The NHL will try to hide behind the shibboleth that violence is part of the game of hockey. Indeed, upon his arrival with the Toronto Maple Leafs, former Anaheim Ducks GM Brian Burke vowed to engineer a team that is pugnacious and belligerent and whose style of play results in black and blue hockey. Burke applied this blueprint to success in the 2006-07 NHL season when the Ducks amassed a league-high 71 fighting major penalties and went on to win the Stanley Cup.
But there's a difference between playing hard hockey and intending to injure.
The courts are no longer willing to sit idle on the bench. Two NHL players, Marty McSorley and Todd Bertuzzi, have been convicted of assault. The game is perilously close to being out of control. How else to characterize a sport in which an NHL player (Mike Danton) is imprisoned for attempting to hire a hit man to kill his agent, brain injuries are regarded as normal, eight-year-olds are involved in bench-clearing brawls, Steve Moore's $38-million lawsuit, and Todd Bertuzzi's suit against his former coach?
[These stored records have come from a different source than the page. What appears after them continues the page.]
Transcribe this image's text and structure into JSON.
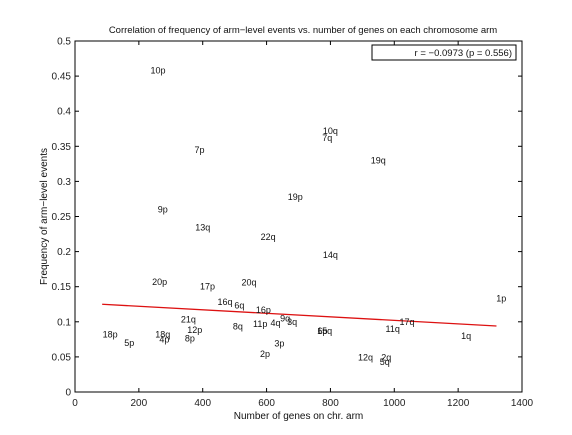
{
  "chart_data": {
    "type": "scatter",
    "title": "Correlation of frequency of arm−level events vs. number of genes on each chromosome arm",
    "xlabel": "Number of genes on chr. arm",
    "ylabel": "Frequency of arm−level events",
    "xlim": [
      0,
      1400
    ],
    "ylim": [
      0,
      0.5
    ],
    "xticks": [
      0,
      200,
      400,
      600,
      800,
      1000,
      1200,
      1400
    ],
    "yticks": [
      0,
      0.05,
      0.1,
      0.15,
      0.2,
      0.25,
      0.3,
      0.35,
      0.4,
      0.45,
      0.5
    ],
    "ytick_labels": [
      "0",
      "0.05",
      "0.1",
      "0.15",
      "0.2",
      "0.25",
      "0.3",
      "0.35",
      "0.4",
      "0.45",
      "0.5"
    ],
    "grid": false,
    "legend": "none",
    "annotation": "r = −0.0973 (p = 0.556)",
    "points": [
      {
        "label": "10p",
        "x": 260,
        "y": 0.458
      },
      {
        "label": "10q",
        "x": 800,
        "y": 0.372
      },
      {
        "label": "7q",
        "x": 790,
        "y": 0.362
      },
      {
        "label": "7p",
        "x": 390,
        "y": 0.345
      },
      {
        "label": "19q",
        "x": 950,
        "y": 0.33
      },
      {
        "label": "19p",
        "x": 690,
        "y": 0.278
      },
      {
        "label": "9p",
        "x": 275,
        "y": 0.26
      },
      {
        "label": "13q",
        "x": 400,
        "y": 0.234
      },
      {
        "label": "22q",
        "x": 605,
        "y": 0.221
      },
      {
        "label": "14q",
        "x": 800,
        "y": 0.195
      },
      {
        "label": "20p",
        "x": 265,
        "y": 0.157
      },
      {
        "label": "20q",
        "x": 545,
        "y": 0.156
      },
      {
        "label": "17p",
        "x": 415,
        "y": 0.15
      },
      {
        "label": "1p",
        "x": 1335,
        "y": 0.133
      },
      {
        "label": "16q",
        "x": 470,
        "y": 0.128
      },
      {
        "label": "6q",
        "x": 515,
        "y": 0.123
      },
      {
        "label": "16p",
        "x": 590,
        "y": 0.117
      },
      {
        "label": "21q",
        "x": 355,
        "y": 0.103
      },
      {
        "label": "9q",
        "x": 658,
        "y": 0.105
      },
      {
        "label": "3q",
        "x": 680,
        "y": 0.1
      },
      {
        "label": "4q",
        "x": 628,
        "y": 0.098
      },
      {
        "label": "11p",
        "x": 580,
        "y": 0.097
      },
      {
        "label": "8q",
        "x": 510,
        "y": 0.093
      },
      {
        "label": "17q",
        "x": 1040,
        "y": 0.1
      },
      {
        "label": "11q",
        "x": 995,
        "y": 0.09
      },
      {
        "label": "6p",
        "x": 775,
        "y": 0.087
      },
      {
        "label": "15q",
        "x": 782,
        "y": 0.087
      },
      {
        "label": "12p",
        "x": 375,
        "y": 0.088
      },
      {
        "label": "18p",
        "x": 110,
        "y": 0.082
      },
      {
        "label": "18q",
        "x": 275,
        "y": 0.082
      },
      {
        "label": "4p",
        "x": 280,
        "y": 0.075
      },
      {
        "label": "8p",
        "x": 360,
        "y": 0.076
      },
      {
        "label": "1q",
        "x": 1225,
        "y": 0.08
      },
      {
        "label": "5p",
        "x": 170,
        "y": 0.07
      },
      {
        "label": "3p",
        "x": 640,
        "y": 0.069
      },
      {
        "label": "2p",
        "x": 595,
        "y": 0.054
      },
      {
        "label": "12q",
        "x": 910,
        "y": 0.049
      },
      {
        "label": "2q",
        "x": 975,
        "y": 0.049
      },
      {
        "label": "5q",
        "x": 970,
        "y": 0.043
      }
    ],
    "fit_line": {
      "x": [
        85,
        1320
      ],
      "y": [
        0.125,
        0.094
      ],
      "color": "#dd1111"
    }
  }
}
This is to be considered normal in sport?
Surely even the sport's most ardent defenders must concede that something is wrong with the game of hockey.
If the NHL hasn't the backbone or is unwilling to clean up its act, the state will have no choice but to do its dirty work. The Quebec government's intervention last year to introduce tougher rules to curb hockey violence is a welcome development and reminiscent of U.S. President Theodore Roosevelt's threat in 1905 to abolish football by executive order unless the game could be made less violent. It would do the NHL good to bone up on its history.
The focus shouldn't be on fighting. It should instead be about reckless and excessive violence that has no place in the game of hockey. And if this type of behaviour does rear its ugly head, then players should be prepared to pay the price both in ice time and in court.
Jon Heshka, a former Winnipegger, is an assistant professor at Thompson River University in Kamloops, B.C.